L’abdomen peut être parfois atteint. L’exposition solaire exacerbe l’éruption et le prurit.

Des lésions de même aspect ont été reproduites par l’exploration photobiologique.

En général, la mucinose érythémateuse réticulée n’est pas associée à des manifestations systémiques et aucun examen biologique n’est utile.

Cependant, elle a été parfois associée à des cas d’hyper- ou hypothyroïdie, de thyroïdite d’Hashimoto, de lupus chronique, de carcinomes colique et pulmonaire, de purpura thrombopénique, d’anémie réfractaire aux excès des blastes.

Des cas d’aggravation par prise de contraceptif oral, par les règles ou la grossesse ont été également rapportés.

L’examen histologique montre, sous un épiderme qui est toujours normal, des dépôts de mucine, parfois discrets, le long des faisceaux de collagène du derme superficiel.

Il existe un infiltrat périvasculaire, occasionnellement périfolliculaire, formé principalement par des lymphocytes CD4 et des dilatations des capillaires du derme superficiel.

L’immunofluorescence directe est habituellement négative, mais des dépôts granuleux d’IgM, IgA et C3 ont été retrouvés sur la membrane basale.

L’étiologie est inconnue.

L’exposition solaire et des agents viraux ont été incriminés comme facteurs responsables ou déclenchants ; des particules d’allure virale ont été identifiées dans les cellules endothéliales dermiques.

Une relation entre la mucinose érythémateuse réticulée et le lupus érythémateux peut être envisagée.

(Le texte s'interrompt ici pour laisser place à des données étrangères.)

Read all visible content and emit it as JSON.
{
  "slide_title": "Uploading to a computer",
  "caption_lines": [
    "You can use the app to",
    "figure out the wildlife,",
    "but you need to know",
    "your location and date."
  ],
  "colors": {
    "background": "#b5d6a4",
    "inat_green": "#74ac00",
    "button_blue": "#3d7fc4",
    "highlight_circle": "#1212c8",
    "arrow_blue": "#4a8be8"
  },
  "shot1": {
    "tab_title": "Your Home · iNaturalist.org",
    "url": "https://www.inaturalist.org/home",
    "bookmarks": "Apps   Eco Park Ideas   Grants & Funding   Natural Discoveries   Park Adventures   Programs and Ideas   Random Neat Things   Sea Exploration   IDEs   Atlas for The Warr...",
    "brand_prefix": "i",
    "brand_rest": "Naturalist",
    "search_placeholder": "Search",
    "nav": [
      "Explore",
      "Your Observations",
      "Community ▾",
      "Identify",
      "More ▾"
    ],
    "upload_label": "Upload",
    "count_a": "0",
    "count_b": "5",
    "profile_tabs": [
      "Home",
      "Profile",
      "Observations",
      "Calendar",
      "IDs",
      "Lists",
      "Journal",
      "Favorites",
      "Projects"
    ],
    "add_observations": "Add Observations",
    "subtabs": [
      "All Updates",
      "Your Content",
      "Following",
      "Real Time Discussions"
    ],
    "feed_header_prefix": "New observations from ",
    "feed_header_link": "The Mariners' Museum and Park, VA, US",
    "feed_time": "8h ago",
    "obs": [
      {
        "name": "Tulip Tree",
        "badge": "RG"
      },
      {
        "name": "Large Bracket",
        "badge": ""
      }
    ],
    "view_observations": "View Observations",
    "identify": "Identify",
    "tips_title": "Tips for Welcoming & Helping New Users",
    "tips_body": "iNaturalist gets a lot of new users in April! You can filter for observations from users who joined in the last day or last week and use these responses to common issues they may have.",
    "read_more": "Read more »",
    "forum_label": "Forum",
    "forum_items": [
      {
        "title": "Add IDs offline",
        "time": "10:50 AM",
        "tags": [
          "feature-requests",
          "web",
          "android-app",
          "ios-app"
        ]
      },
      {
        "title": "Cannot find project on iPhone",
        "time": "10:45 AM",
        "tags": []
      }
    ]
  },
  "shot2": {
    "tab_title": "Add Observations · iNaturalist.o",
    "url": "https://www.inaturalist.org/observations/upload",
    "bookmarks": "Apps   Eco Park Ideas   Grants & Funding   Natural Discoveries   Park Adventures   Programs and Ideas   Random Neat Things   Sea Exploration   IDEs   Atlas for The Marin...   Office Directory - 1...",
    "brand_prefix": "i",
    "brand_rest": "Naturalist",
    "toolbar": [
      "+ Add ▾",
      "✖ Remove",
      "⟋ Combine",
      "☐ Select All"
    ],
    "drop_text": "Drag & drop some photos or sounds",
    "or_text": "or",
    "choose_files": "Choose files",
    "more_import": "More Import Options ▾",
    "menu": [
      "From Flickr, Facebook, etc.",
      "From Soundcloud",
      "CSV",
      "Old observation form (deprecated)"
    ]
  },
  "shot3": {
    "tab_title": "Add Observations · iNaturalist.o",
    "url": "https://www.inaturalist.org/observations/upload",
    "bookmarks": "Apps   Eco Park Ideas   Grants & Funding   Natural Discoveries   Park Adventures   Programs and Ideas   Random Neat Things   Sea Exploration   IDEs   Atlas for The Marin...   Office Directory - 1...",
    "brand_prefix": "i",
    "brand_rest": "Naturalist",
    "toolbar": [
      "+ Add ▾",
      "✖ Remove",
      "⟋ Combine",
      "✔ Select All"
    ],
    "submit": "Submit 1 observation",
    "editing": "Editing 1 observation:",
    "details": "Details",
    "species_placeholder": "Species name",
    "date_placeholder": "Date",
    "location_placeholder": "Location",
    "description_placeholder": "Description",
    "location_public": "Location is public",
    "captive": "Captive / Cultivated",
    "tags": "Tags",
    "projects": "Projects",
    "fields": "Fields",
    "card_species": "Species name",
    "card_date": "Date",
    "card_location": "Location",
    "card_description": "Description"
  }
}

La mucinose érythématheuse réticulée est considérée comme une pathologie bénigne qui peut persister plusieurs années, parfois audelà de 15 ans.

Les antipaludéens de synthèse restent le traitement de choix généralement efficace en 2 à 4 semaines.

3- Scléroedème :

C’est une induration symétrique de la moitié supérieure du corps précédée par une infection ou associée à un diabète.

Il y a trois types de scléroedème.

– Le premier type est une forme bénigne, précédée par de la fièvre, une fatigue et une infection des voies respiratoires généralement streptococcique.

Les femmes d’âge moyen sont les plus touchées, mais les enfants peuvent l’être aussi.

L’induration de la peau est de survenue brutale, surtout aux régions cervicofaciales et gagnant ensuite la racine des membres supérieures.

Le visage apparaît sans expression, l’ouverture de la bouche et la déglutition sont difficiles du fait d’une atteinte linguale et pharyngienne.

Ce type de scléroedème guérit habituellement en quelques mois.

– Quoique se présentant cliniquement de façon similaire, le deuxième type n’est pas précédé d’une infection aiguë, présente un début plus insidieux et peut persister plusieurs années.

– Le troisième type est associé à un diabète mal contrôlé (scleroedema diabeticorum) et survient surtout chez les hommes obèses, d’âge moyen.

Le début est insidieux et l’affection se prolonge indéfiniment.

Les lésions cutanées ne sont pas modifiées par le traitement du diabète.

Les manifestations systémiques peuvent survenir dans toutes les formes, avec des épanchements pleuraux et péricardiques, des dysarthries et des dysphagies, des anomalies oculaires, des myosites, des atteintes cardiaques, des parotidites.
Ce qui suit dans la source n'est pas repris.